Sulfur ne savait toujours pas qui il était réellement, ni quelle était la raison de sa présence sur cette terre. Mais il n’eut pas le loisir d’y songer davantage car une étrange sensation se fit alors ressentir. C’était un peu comme un appel qui résonnait au plus profond de son être. Intrigué, il examina les alentours. Ne voyant rien de particulier, Sulfur sût que la réponse se trouvait ailleurs. Ses pupilles d’un blanc laiteux se posèrent une dernière fois sur ses vieilles connaissances boisées puis il hocha la tête pour leur signifier qu’il était temps pour lui de continuer sa quête.
L’effervescence provoquée par le réveil de la créature s’était à présent calmée. Elle laissa place à une joyeuse haie d’honneur derrière laquelle on pouvait sentir une pointe de tristesse de le voir déjà partir. Cependant, tous les habitants de la forêt savaient bien qu’ils n’étaient pas les seuls à attendre la venue du Sauveur et qu’ils ne pouvaient pas le monopoliser davantage.
Guidé par l’étrange sensation, Sulfur se mit en route. Se faufilant entre les arbres à la recherche de son identité, il admira au passage les animaux qui peuplaient les lieux. Les voir plein de vie emplit son cœur d’une joie inconnue. Ça et là, son chemin était parsemé de perces-neiges et plus il s’enfonçait dans les bois, plus les petites fleurs blanches se faisaient présentes. Il finit par déboucher sur une clairière et le spectacle qu’il y vit, l’enchanta. Partout où son regard opalescent se posait, ce n’était que profusion de délicates clochettes blanches doucement bercées par un brise légère.

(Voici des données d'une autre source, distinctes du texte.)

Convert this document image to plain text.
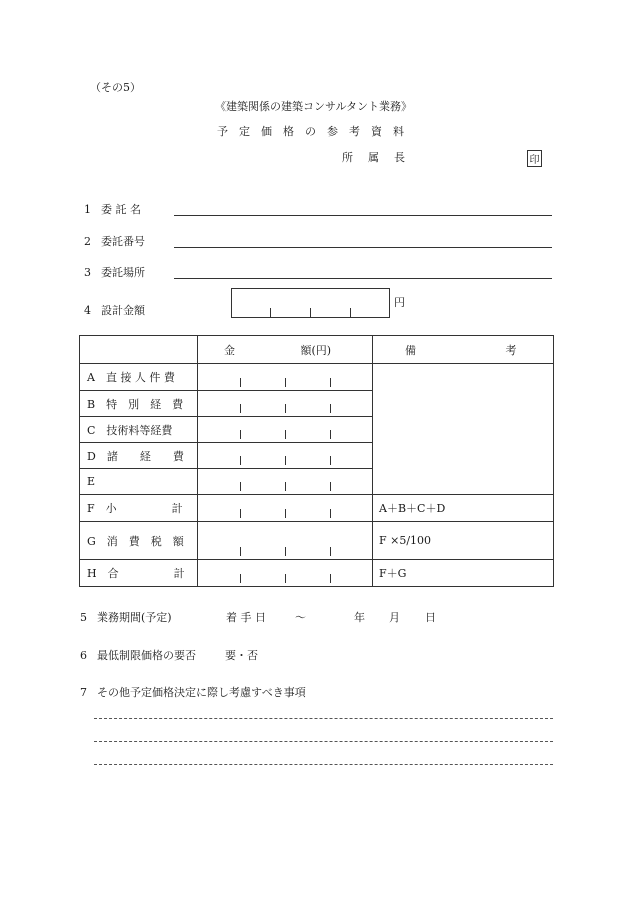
（その5）
《建築関係の建築コンサルタント業務》
予定価格の参考資料
所　属　長	印
1 委 託 名
2 委託番号
3 委託場所
4 設計金額
円
	金 額(円)	備 考
A　直 接 人 件 費	

B　特　別　経　費		

C　技術料等経費		

D　諸　　経　　費		

E		

F　小　　　　　計		A＋B＋C＋D
G　消　費　税　額		F ×5/100
H　合　　　　　計		F＋G
5 業務期間(予定)	着 手 日	〜	年 月 日
6 最低制限価格の要否	要・否
7 その他予定価格決定に際し考慮すべき事項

Soudain une bourrasque fit s’envoler les perces-neiges et une boule de fourrure blanche apparut au centre de la clairière. Avant qu’il ait le temps de comprendre ce que c’était, Sulfur vit une paire de pupilles blanches qui le fixaient. Le contraste était saisissant. D’un côté un être d’une pureté immaculée aux yeux tout aussi immaculés; de l’autre, un être sombre comme la nuit aux yeux eux aussi immaculés.
Tout d’abord surpris par cette apparition, Sulfur vit l’étrange créature se diriger vers lui. Son pelage d’une douceur infinie ondulait sous l’effet de la caresse du vent. Elle était belle. Ni trop grande, ni trop petite. Sa silhouette se terminait par neuf longues queues avec une pointe d’un rouge sang aux extrémités. D’autres marques elles aussi rouges étaient dessinées sur son front. Nul doute qu’il s’agissait là d’un membre du peuple terrestre qui arpentait autrefois les étendues de ce monde.
Le majestueux renard s’inclina devant Sulfur. Bien qu’il soit aveugle, il savait ou plutôt, il sentait qu’il se trouvait face à celui que tous attendaient depuis si longtemps. Plongeant son regard mort dans celui de la créature fantastique, sulfur ne pût s’empêcher de frissonner. La sensation bizarre était revenue, plus intense que jamais. Il tendit alors la main vers les symboles qui ornaient le front du renard. A peine les eut-il effleuré qu’ils se transformèrent en une gemme d’une rouge sombre. Puis la pierre se mit à briller intensément.
Des images envahirent l’esprit du Sauveur. Il vit des objets étincelants tomber du ciel. C’était comme si les étoiles venaient s’écraser sur cette terre, transformant les rivières en rivières de sang, brûlant de leur éclat les yeux des êtres vivants qui croisaient leur passage.
Sulfur contempla la sphère couleur carmin qui se trouvait au creux de sa main. A elle seule, elle symbolisait tout le sang qui fut autrefois versé en ces lieux par le peuple terrestre. Un nouveau souvenir et un pas de plus vers qui il était.
Il s’accroupit et caressa doucement et tendrement la tête du renard millénaire. Aucun mot ne fut échangé mais le message fut malgré tout transmis : je suis là. L’instant d’après, la créature blanche à neuf queues s’évapora comme emportée par la brise. Sa mission était achevée et son esprit apaisé.